Een Nederlander (iedereen hier wordt ingedeeld op land van herkomst) met de bijnaam Bolle Buik (‘daar heb ik hard voor moeten werken!’) maakt grappen over het accent van Polen en Turken.
Mark van de emballage-afdeling kan er niet om lachen: ‘Binnenkort praat iedereen hier Arabisch of Pools. Er blijft van dit godvergeten tyfusland geen ene reet meer over. Met dank aan het geteisem in Den Haag.’
Niet best vorige week, L’Ami. 169. Ben je ongesteld?
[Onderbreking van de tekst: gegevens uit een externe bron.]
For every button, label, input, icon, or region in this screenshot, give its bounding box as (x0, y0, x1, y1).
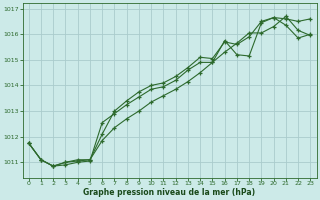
X-axis label: Graphe pression niveau de la mer (hPa): Graphe pression niveau de la mer (hPa) (84, 188, 256, 197)
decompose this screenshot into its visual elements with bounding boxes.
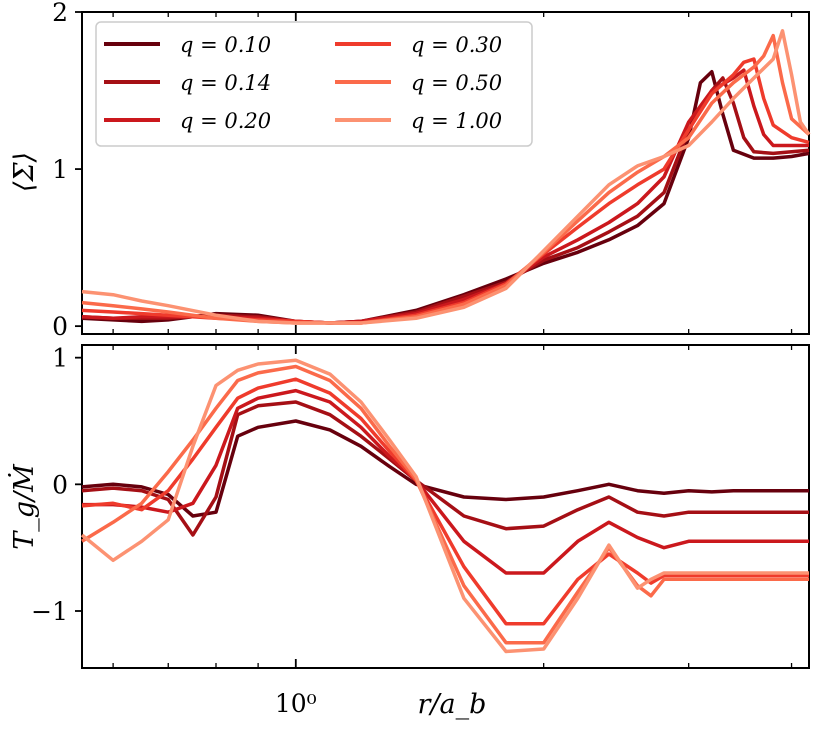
sigma-panel-frame	[81, 11, 810, 335]
sigma-y-axis-ticks: 0 1 2	[52, 0, 82, 341]
sigma-panel: 0 1 2 ⟨Σ⟩ q = 0.10 q = 0.14 q = 0.20 q = 0.30…	[9, 0, 811, 341]
sigma-y-tick-label-0: 0	[52, 312, 68, 341]
legend-label-5: q = 1.00	[411, 109, 502, 133]
legend-label-2: q = 0.20	[180, 109, 271, 133]
sigma-series-line-5	[81, 29, 811, 325]
sigma-series-group	[81, 29, 811, 325]
torque-y-tick-label-2: 1	[52, 344, 68, 373]
torque-y-axis-label: T_g/Ṁ	[7, 463, 40, 550]
torque-y-axis-ticks: −1 0 1	[31, 344, 82, 626]
sigma-series-line-4	[81, 33, 811, 325]
torque-series-group	[80, 358, 809, 654]
sigma-y-tick-label-2: 2	[52, 0, 68, 27]
x-axis-label: r/a_b	[418, 689, 487, 720]
torque-series-line-3	[81, 377, 809, 626]
torque-series-line-0	[81, 419, 809, 518]
legend: q = 0.10 q = 0.14 q = 0.20 q = 0.30 q = 0.50…	[95, 21, 533, 147]
legend-label-0: q = 0.10	[180, 33, 271, 57]
sigma-y-axis-label: ⟨Σ⟩	[9, 152, 40, 192]
torque-x-axis-ticks: 10⁰	[112, 345, 793, 718]
torque-series-line-2	[82, 388, 809, 575]
torque-y-tick-label-1: 0	[52, 470, 68, 499]
torque-series-line-1	[81, 400, 809, 537]
legend-label-4: q = 0.50	[411, 71, 502, 95]
torque-series-line-5	[80, 358, 809, 654]
torque-panel-frame	[81, 344, 810, 669]
sigma-x-axis-ticks	[112, 12, 793, 334]
x-tick-label-0: 10⁰	[275, 689, 317, 718]
legend-label-1: q = 0.14	[180, 71, 271, 95]
legend-label-3: q = 0.30	[411, 33, 502, 57]
legend-frame	[95, 21, 533, 147]
legend-entries: q = 0.10 q = 0.14 q = 0.20 q = 0.30 q = 0.50…	[104, 33, 502, 133]
torque-y-tick-label-0: −1	[31, 597, 68, 626]
torque-panel: −1 0 1 10⁰ T_g/Ṁ r/a_b	[7, 344, 810, 720]
sigma-y-tick-label-1: 1	[52, 155, 68, 184]
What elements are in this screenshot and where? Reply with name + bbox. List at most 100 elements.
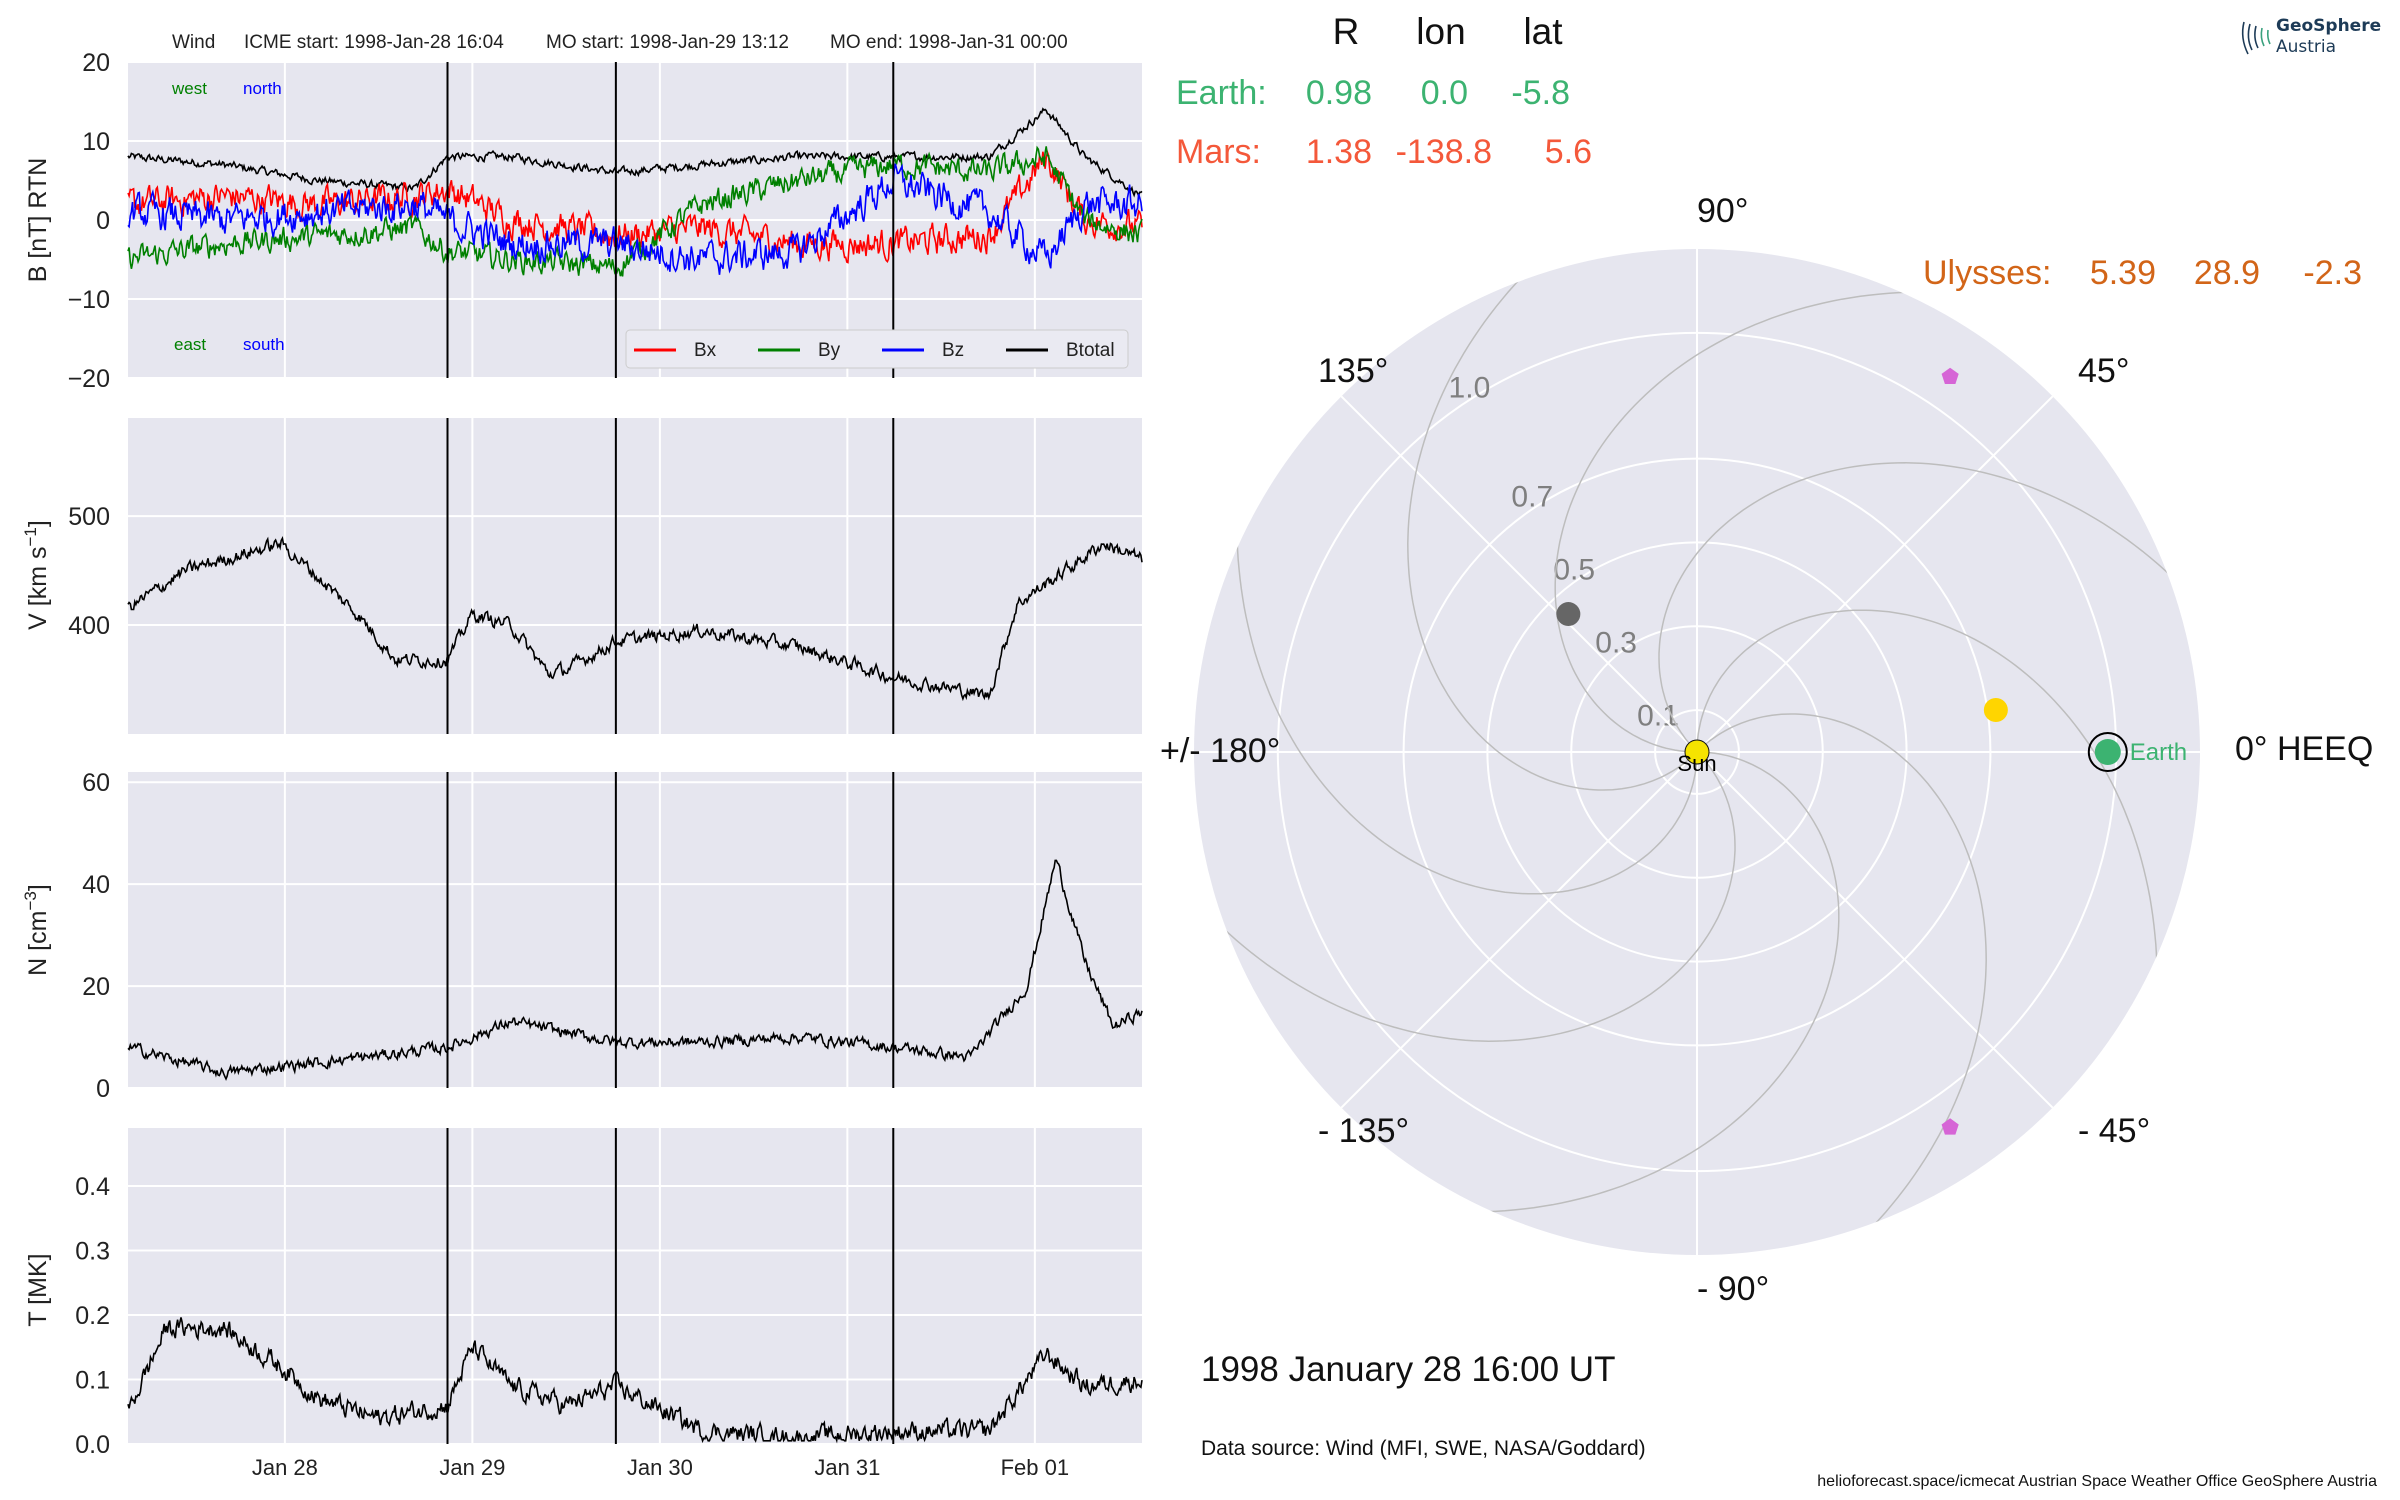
ulysses-lon: 28.9 <box>2194 254 2260 292</box>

De volgende dag word ik aangesproken door een voorman omdat ik te veel fouten maak. ‘Je snelheid is goed tegenwoordig. Maar als er appels worden gevraagd moet je geen bananen op de container zetten.’
Die fout wordt snel gemaakt omdat producten niet met naam worden aangegeven, maar met nummers die ook nog eens vaak wisselen. Het hoge tempo draagt ook al niet bij aan de secuurheid van het werk.
Een Pool vraagt voorman Wlodi om overplaatsing naar een lichtere afdeling. De man ging door zijn rug toen hij, om tijd te sparen, twee dozen sinaasappels van een hoge pallet tilde. De veertig kilo citrusfruit gaf niet mee, een pijnscheut schoot door zijn rug.
Morgen hoort hij of het mag, tot die tijd blijft hij dozen sinaasappels tillen. Sinaasappels die na het oogsten zijn bewerkt met het beschermingsmiddel Imazalil, dat in je gezicht stuift zodra je ze optilt, met geïrriteerde ogen als resultaat.
Tijdens de laatste pauze voor het weekend besluit ik tot een broodje bal. Maanden geleden moest ik hier niet aan denken, maar kennelijk zijn slechte eetgewoontes besmettelijk. Ik werk hier te lang, kortom. Vijftien kilo aardappels woog een paar maanden geleden een stuk lichter. Zelf ben ik ook zo’n vier kilo afgevallen. Een voorman loopt langs. ‘Niet best vorige week, L’Ami. 169. Ben je ongesteld?’
Later die dag zit ik op kantoor met twee voormannen en een medewerker van uitzendbureau Timing, dat mij namens Coop uitbetaalt. Ik mag mijn spullen inleveren, ze willen dat ik vertrek, terwijl ik geen officiële waarschuwing heb gehad.
Afscheid nemen van collega’s mag ik niet meer. ‘Veiligheidsoverwegingen,’ vertelt vestigingsmanager Martin. ‘In Amerika heeft een ontevreden ex-werknemer ooit appels met gif geïnjecteerd. Dat moeten we hier niet hebben.’
De namen van de Poolse medewerkers en de Poolse en Nederlandse voormannen zijn uit privacyoverwegingen gefingeerd en bekend bij de redactie.